Limitations of this study include the relatively small number of subjects in the EEG dataset, as well as the relatively small amount of data per subject in the iEEG dataset, which precluded evaluating the analyses across larger datasets. Potential confounds, such as differences in referencing procedures between EEG and iEEG, may affect the comparisons between the different recording modalities. The complexity of model selection—particularly regarding the presence or absence of the knee parameter across sleep stages and modalities—also poses challenges for standardizing analyses across applications so as to be directly comparable. Relatedly, although the spectral parameterization approach using the Lorentzian function allows for examining the knee points in the spectrum, it does not always fully capture low-frequency activity. Future studies with larger, more diverse cohorts and further work advancing the modeling techniques are needed to validate and extend these findings in order to further clarify the physiological basis of aperiodic features and improve their applicability in both clinical and research contexts.

Conclusion

In this investigation, we sought to explore aperiodic activity during sleep in both intra- and extracranial data. We have shown that by using a broader frequency range and fitting a model with a knee, we can characterize more of the data and obtain estimates of aperiodic activity that map onto sleep stages, sleep stage transitions, and transient responses to external events.

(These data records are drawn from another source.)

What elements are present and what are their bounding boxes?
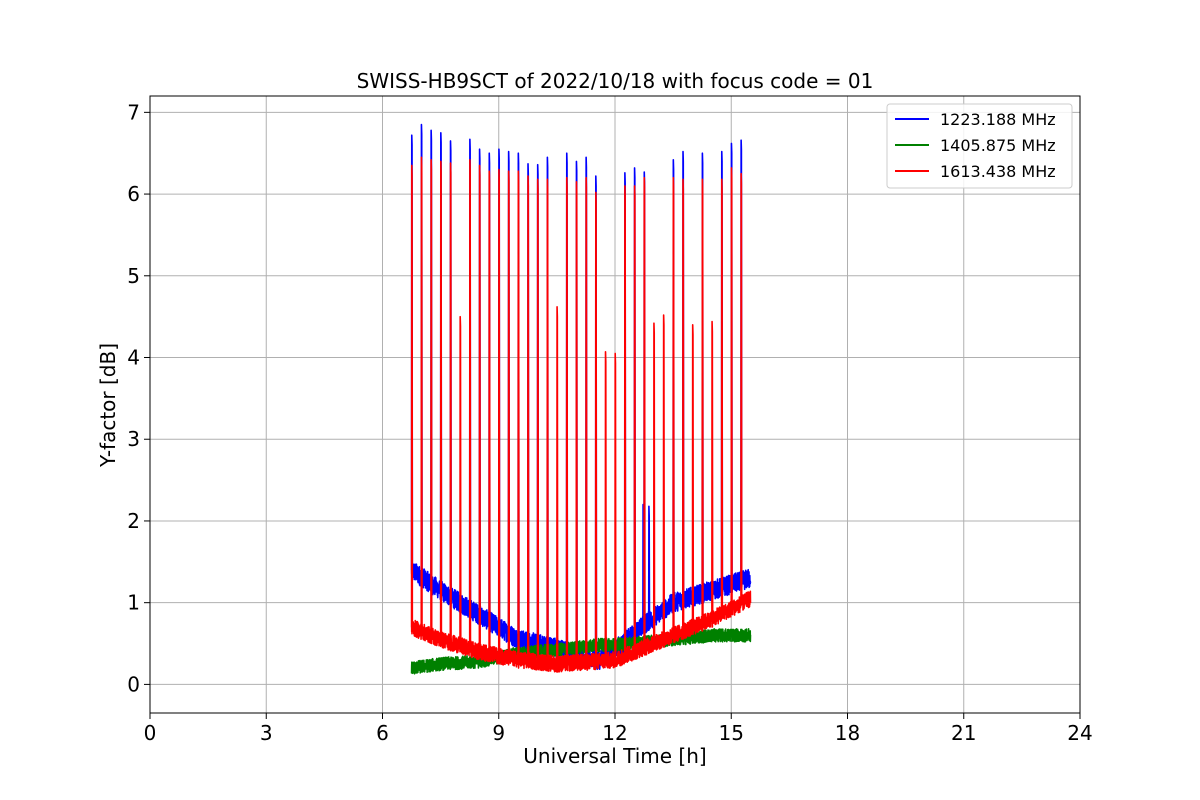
x-axis-label: Universal Time [h]: [523, 744, 706, 768]
x-tick-label: 18: [835, 721, 860, 745]
y-tick-label: 3: [127, 427, 140, 451]
series-group: [410, 123, 752, 675]
y-tick-label: 5: [127, 264, 140, 288]
y-tick-label: 2: [127, 509, 140, 533]
chart-title: SWISS-HB9SCT of 2022/10/18 with focus co…: [357, 69, 874, 93]
x-tick-label: 15: [719, 721, 744, 745]
y-tick-label: 0: [127, 672, 140, 696]
legend-entry: 1405.875 MHz: [940, 136, 1056, 155]
series-line: [410, 156, 752, 673]
legend-entry: 1223.188 MHz: [940, 110, 1056, 129]
legend: 1223.188 MHz 1405.875 MHz 1613.438 MHz: [886, 103, 1073, 189]
legend-entry: 1613.438 MHz: [940, 162, 1056, 181]
x-tick-label: 12: [602, 721, 627, 745]
plot-area: [149, 95, 1081, 714]
x-tick-label: 9: [492, 721, 505, 745]
x-tick-label: 21: [951, 721, 976, 745]
y-tick-label: 1: [127, 591, 140, 615]
x-tick-label: 0: [144, 721, 157, 745]
y-tick-label: 6: [127, 182, 140, 206]
series-line: [410, 628, 752, 675]
y-axis: 0 1 2 3 4 5 6 7: [127, 100, 150, 696]
x-tick-label: 3: [260, 721, 273, 745]
x-tick-label: 24: [1067, 721, 1092, 745]
x-axis: 0 3 6 9 12 15 18 21 24: [144, 713, 1093, 745]
x-tick-label: 6: [376, 721, 389, 745]
y-tick-label: 4: [127, 346, 140, 370]
y-axis-label: Y-factor [dB]: [96, 343, 120, 468]
y-tick-label: 7: [127, 100, 140, 124]
legend-box: [886, 103, 1073, 189]
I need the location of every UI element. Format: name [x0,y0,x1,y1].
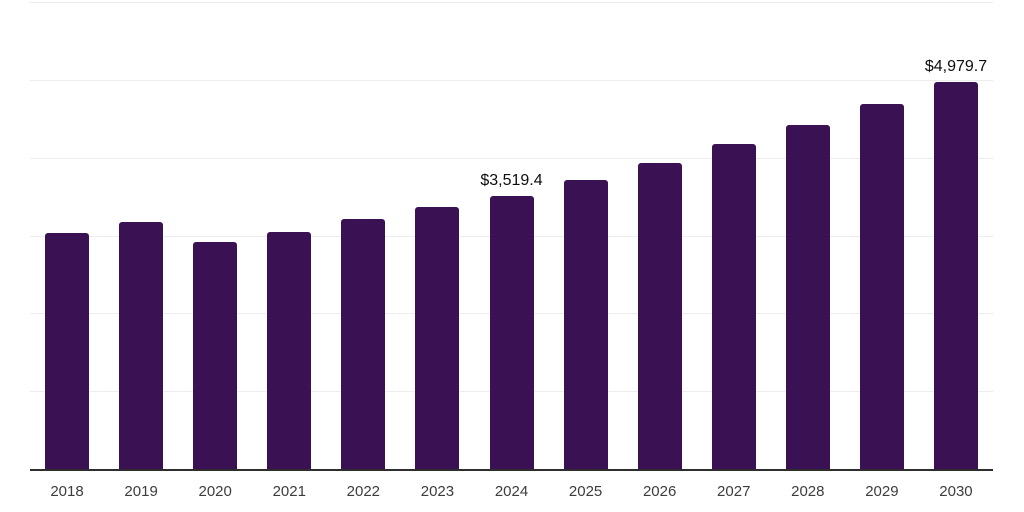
bar-2027[interactable] [711,144,756,470]
bar-slot-2026 [623,3,697,470]
x-axis-labels: 2018 2019 2020 2021 2022 2023 2024 2025 2026 2027… [30,483,993,501]
gridline-6000 [30,2,993,3]
bar-slot-2028 [771,3,845,470]
gridline-5000 [30,79,993,81]
x-axis-line [30,469,993,471]
bar-slot-2021 [252,3,326,470]
bar-2020[interactable] [193,242,238,470]
bar-2030[interactable] [933,82,978,470]
x-tick-2025: 2025 [568,483,603,500]
bar-slot-2027 [697,3,771,470]
x-tick-2022: 2022 [346,483,381,500]
bars-row: $3,519.4 $4,979.7 [30,3,993,470]
x-tick-2026: 2026 [642,483,677,500]
bar-2023[interactable] [415,206,460,470]
bar-2024[interactable] [489,196,534,470]
bar-slot-2030: $4,979.7 [919,3,993,470]
bar-slot-2024: $3,519.4 [474,3,548,470]
x-tick-2021: 2021 [272,483,306,500]
data-label-2024: $3,519.4 [480,172,543,190]
bar-slot-2023 [400,3,474,470]
x-tick-2018: 2018 [50,483,84,500]
x-tick-2023: 2023 [420,483,455,500]
x-tick-2030: 2030 [939,483,973,500]
plot-area: $3,519.4 $4,979.7 [30,2,993,471]
x-tick-2027: 2027 [717,483,751,500]
x-tick-2028: 2028 [791,483,825,500]
bar-2019[interactable] [119,221,164,470]
bar-2026[interactable] [637,162,682,470]
x-tick-2024: 2024 [494,483,529,500]
bar-slot-2020 [178,3,252,470]
bar-slot-2018 [30,3,104,470]
bar-2029[interactable] [859,104,904,470]
bar-slot-2019 [104,3,178,470]
bar-slot-2029 [845,3,919,470]
data-label-2030: $4,979.7 [924,58,988,76]
x-tick-2020: 2020 [198,483,232,500]
bar-2018[interactable] [45,232,90,470]
bar-2021[interactable] [267,231,312,470]
bar-2028[interactable] [785,124,830,470]
bar-2025[interactable] [563,179,608,470]
x-tick-2019: 2019 [124,483,158,500]
x-tick-2029: 2029 [865,483,899,500]
bar-slot-2022 [326,3,400,470]
bar-2022[interactable] [341,219,386,470]
gridline-4000 [30,157,993,159]
bar-slot-2025 [549,3,623,470]
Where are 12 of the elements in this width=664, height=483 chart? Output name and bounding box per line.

A key aspect of this work is the analysis of the knee frequency, which effectively discriminates between sleep stages and provides potentially new insights into the timescale of neuronal processing during sleep. Overall, these findings highlight the importance of studying aperiodic neural activity during sleep. By adopting these expanded parameters, we can gain new insights and perspectives on sleep processes, improving our understanding and interpretation of both the temporal and spectral dynamics of neural activity during sleep.